Enough already! Thank you to the critical incident debriefers who had cautioned after my last disaster that these dysfunctional behaviors could occur in the future. They tell you that these exaggerated responses are a normal reaction in post traumatic stress and emphasize that acknowledgement is half the process. The other half is to resist becoming nonfunctional and force yourself into rational, productive behaviors
-From Neil Schmeidler:
Alan, I was in New York City and was supposed to be in #7 when the attack occurred. I was unable to accompany the study team I was with because the subway was too crowded for me to get on so I was in a cab trying to get to #7. The team I was with all made it out of #7 and back to the hotel unscathed, thank Goodness. As far as I know, no one was seriously injured in #7.
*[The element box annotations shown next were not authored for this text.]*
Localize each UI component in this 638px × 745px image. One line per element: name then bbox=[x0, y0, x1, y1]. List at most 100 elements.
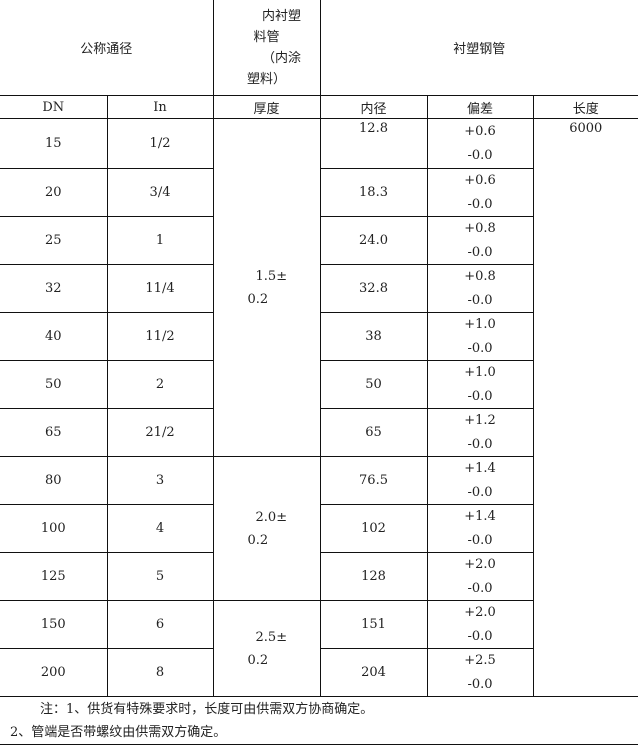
deviation-cell: +1.0 -0.0 bbox=[426, 360, 534, 409]
table-row: 32 11/4 32.8 +0.8 -0.0 bbox=[0, 264, 638, 313]
lined-steel-pipe-header: 衬塑钢管 bbox=[319, 0, 638, 96]
deviation-cell: +0.8 -0.0 bbox=[426, 216, 534, 265]
lining-header-line: （内涂 bbox=[262, 50, 302, 66]
in-cell: 5 bbox=[106, 552, 214, 601]
col-thickness: 厚度 bbox=[212, 95, 321, 119]
subheader-row: DN In 厚度 内径 偏差 长度 bbox=[0, 95, 638, 119]
inner-diameter-cell: 128 bbox=[319, 552, 428, 601]
dn-cell: 20 bbox=[0, 168, 108, 217]
header-row: 公称通径 内衬塑 料管 （内涂 塑料） 衬塑钢管 bbox=[0, 0, 638, 96]
inner-diameter-cell: 32.8 bbox=[319, 264, 428, 313]
table-row: 15 1/2 1.5± 0.2 12.8 +0.6 -0.0 6000 bbox=[0, 118, 638, 697]
inner-diameter-cell: 76.5 bbox=[319, 456, 428, 505]
in-cell: 3 bbox=[106, 456, 214, 505]
deviation-cell: +1.4 -0.0 bbox=[426, 504, 534, 553]
deviation-plus: +0.6 bbox=[464, 173, 496, 188]
in-cell: 11/2 bbox=[106, 312, 214, 361]
in-cell: 3/4 bbox=[106, 168, 214, 217]
deviation-plus: +0.6 bbox=[464, 124, 496, 139]
dn-cell: 100 bbox=[0, 504, 108, 553]
note-2: 2、管端是否带螺纹由供需双方确定。 bbox=[10, 724, 227, 740]
notes: 注：1、供货有特殊要求时，长度可由供需双方协商确定。 2、管端是否带螺纹由供需双… bbox=[0, 696, 638, 745]
deviation-minus: -0.0 bbox=[467, 388, 493, 404]
deviation-minus: -0.0 bbox=[467, 340, 493, 356]
in-cell: 11/4 bbox=[106, 264, 214, 313]
dn-cell: 200 bbox=[0, 648, 108, 697]
in-cell: 8 bbox=[106, 648, 214, 697]
deviation-cell: +2.0 -0.0 bbox=[426, 552, 534, 601]
dn-cell: 15 bbox=[0, 118, 108, 169]
thickness-cell: 2.0± 0.2 bbox=[212, 456, 321, 601]
lining-header-line: 内衬塑 bbox=[262, 8, 302, 24]
thickness-tolerance: 0.2 bbox=[247, 532, 269, 548]
thickness-tolerance: 0.2 bbox=[247, 652, 269, 668]
dn-cell: 80 bbox=[0, 456, 108, 505]
deviation-cell: +2.5 -0.0 bbox=[426, 648, 534, 697]
deviation-minus: -0.0 bbox=[467, 196, 493, 212]
deviation-plus: +1.2 bbox=[464, 413, 496, 428]
inner-diameter-cell: 50 bbox=[319, 360, 428, 409]
deviation-minus: -0.0 bbox=[467, 436, 493, 452]
deviation-cell: +0.6 -0.0 bbox=[426, 168, 534, 217]
col-dn: DN bbox=[0, 95, 108, 119]
dn-cell: 150 bbox=[0, 600, 108, 649]
inner-diameter-cell: 12.8 bbox=[319, 118, 428, 169]
deviation-plus: +1.0 bbox=[464, 365, 496, 380]
deviation-cell: +1.2 -0.0 bbox=[426, 408, 534, 457]
deviation-minus: -0.0 bbox=[467, 532, 493, 548]
table-row: 80 3 2.0± 0.2 76.5 +1.4 -0.0 bbox=[0, 456, 638, 601]
deviation-minus: -0.0 bbox=[467, 580, 493, 596]
in-cell: 2 bbox=[106, 360, 214, 409]
deviation-cell: +1.4 -0.0 bbox=[426, 456, 534, 505]
dn-cell: 32 bbox=[0, 264, 108, 313]
deviation-cell: +0.8 -0.0 bbox=[426, 264, 534, 313]
in-cell: 6 bbox=[106, 600, 214, 649]
inner-diameter-cell: 151 bbox=[319, 600, 428, 649]
inner-diameter-cell: 18.3 bbox=[319, 168, 428, 217]
inner-diameter-cell: 204 bbox=[319, 648, 428, 697]
deviation-plus: +0.8 bbox=[464, 269, 496, 284]
deviation-minus: -0.0 bbox=[467, 244, 493, 260]
deviation-minus: -0.0 bbox=[467, 292, 493, 308]
lining-header-line: 塑料） bbox=[247, 71, 287, 87]
in-cell: 1 bbox=[106, 216, 214, 265]
note-1: 注：1、供货有特殊要求时，长度可由供需双方协商确定。 bbox=[40, 701, 374, 717]
deviation-cell: +0.6 -0.0 bbox=[426, 118, 534, 169]
thickness-cell: 2.5± 0.2 bbox=[212, 600, 321, 697]
deviation-plus: +1.4 bbox=[464, 509, 496, 524]
inner-diameter-cell: 24.0 bbox=[319, 216, 428, 265]
deviation-cell: +1.0 -0.0 bbox=[426, 312, 534, 361]
deviation-minus: -0.0 bbox=[467, 484, 493, 500]
deviation-plus: +1.0 bbox=[464, 317, 496, 332]
thickness-cell: 1.5± 0.2 bbox=[212, 118, 321, 457]
lining-header-line: 料管 bbox=[253, 29, 280, 45]
in-cell: 4 bbox=[106, 504, 214, 553]
col-length: 长度 bbox=[532, 95, 638, 119]
deviation-plus: +1.4 bbox=[464, 461, 496, 476]
table-row: 50 2 50 +1.0 -0.0 bbox=[0, 360, 638, 409]
nominal-diameter-header: 公称通径 bbox=[0, 0, 214, 96]
in-cell: 21/2 bbox=[106, 408, 214, 457]
deviation-cell: +2.0 -0.0 bbox=[426, 600, 534, 649]
dn-cell: 40 bbox=[0, 312, 108, 361]
deviation-plus: +2.0 bbox=[464, 605, 496, 620]
table-row: 25 1 24.0 +0.8 -0.0 bbox=[0, 216, 638, 265]
deviation-plus: +2.0 bbox=[464, 557, 496, 572]
table-row: 200 8 204 +2.5 -0.0 bbox=[0, 648, 638, 697]
thickness-value: 2.0± bbox=[255, 509, 288, 525]
deviation-minus: -0.0 bbox=[467, 147, 493, 163]
notes-row: 注：1、供货有特殊要求时，长度可由供需双方协商确定。 2、管端是否带螺纹由供需双… bbox=[0, 696, 638, 745]
col-inner-diameter: 内径 bbox=[319, 95, 428, 119]
table-row: 65 21/2 65 +1.2 -0.0 bbox=[0, 408, 638, 457]
dn-cell: 50 bbox=[0, 360, 108, 409]
col-deviation: 偏差 bbox=[426, 95, 534, 119]
thickness-value: 2.5± bbox=[255, 629, 288, 645]
deviation-plus: +2.5 bbox=[464, 653, 496, 668]
dn-cell: 25 bbox=[0, 216, 108, 265]
thickness-value: 1.5± bbox=[255, 268, 288, 284]
dn-cell: 125 bbox=[0, 552, 108, 601]
thickness-tolerance: 0.2 bbox=[247, 291, 269, 307]
inner-diameter-cell: 65 bbox=[319, 408, 428, 457]
deviation-minus: -0.0 bbox=[467, 628, 493, 644]
lining-header: 内衬塑 料管 （内涂 塑料） bbox=[212, 0, 321, 96]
Until Monday evening, the 10th, it had been many years since I was in New York City. Several things struck me on the way to the subway station about an hour before the first airplane struck the Trade Center. One of the thoughts I had as we walked to the subway station is that New Yorkers get a bad rap. I found the people there to be no different from others that I interact with not only in Washington, DC where my office is, but in other parts of the US. I was totally surprised while walking to the subway station at the courtesy shown on the sidewalk. When trying to buy a subway ticket an attendant helped me without being asked, and on the subway platform, although it was crowded and we all were trying to get someplace, there was no shouting or shoving. And of course after the attack, I believe millions (maybe billions) of people were impressed with the behavior of the New York City people.
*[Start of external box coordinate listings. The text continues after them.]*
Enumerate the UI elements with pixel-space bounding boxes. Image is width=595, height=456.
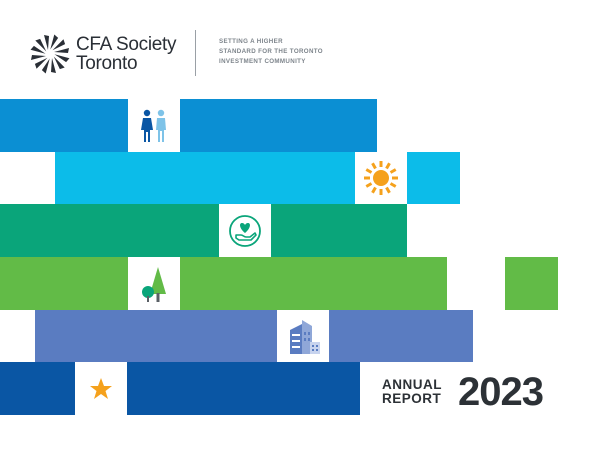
row1-icon-box bbox=[128, 99, 180, 152]
star-icon bbox=[90, 377, 112, 399]
row5-icon-box bbox=[277, 310, 329, 362]
tagline-line3: INVESTMENT COMMUNITY bbox=[219, 58, 306, 65]
bar-row4-right-block bbox=[505, 257, 558, 310]
org-name-line1: CFA Society bbox=[76, 34, 177, 55]
row6-icon-box bbox=[75, 362, 127, 415]
header-divider bbox=[195, 30, 196, 76]
org-name-line2: Toronto bbox=[76, 53, 138, 74]
bar-row5 bbox=[35, 310, 473, 362]
bar-row6-left bbox=[0, 362, 75, 415]
trees-icon bbox=[142, 266, 166, 302]
row3-icon-box bbox=[219, 204, 271, 257]
report-text: REPORT bbox=[382, 391, 442, 406]
cfa-logo-icon bbox=[30, 34, 70, 74]
heart-hand-icon bbox=[229, 214, 261, 247]
bar-row3 bbox=[0, 204, 407, 257]
report-year: 2023 bbox=[458, 370, 544, 414]
annual-text: ANNUAL bbox=[382, 377, 442, 392]
tagline-line1: SETTING A HIGHER bbox=[219, 38, 283, 45]
sun-icon bbox=[364, 161, 398, 195]
row2-icon-box bbox=[355, 152, 407, 204]
bar-row1 bbox=[0, 99, 377, 152]
tagline-line2: STANDARD FOR THE TORONTO bbox=[219, 48, 323, 55]
organization-name: CFA Society Toronto bbox=[76, 34, 177, 74]
buildings-icon bbox=[290, 320, 320, 354]
tagline: SETTING A HIGHER STANDARD FOR THE TORONT… bbox=[219, 37, 323, 67]
report-label: ANNUAL REPORT bbox=[382, 378, 442, 406]
bar-row4 bbox=[0, 257, 447, 310]
row4-icon-box bbox=[128, 257, 180, 310]
people-icon bbox=[141, 109, 166, 142]
bar-row6-right bbox=[127, 362, 360, 415]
Now when I hear someone making a disparaging remark about New York City people, I know its not true.
-From Barb Shutiak:
Thank you for your thoughts. I caught up on the last two newsletters by reading the special Sept 17 edition first. Terrible events. You usually give me reason to smile and to stop and think about what is truly important in life. My little daughter was 7 months old when diagnosed with cancer and is now fine as far as anyone can tell. We still worry. I remember going through all that hell with her and thinking that if we could get out of it intact, I would never take life for granted. However, as life returns to normal (whatever that is, and thank God for it anyway) I went back to my old way of being the kind of person whom you describe as conscientious. Your words help to remind me... Thanks again.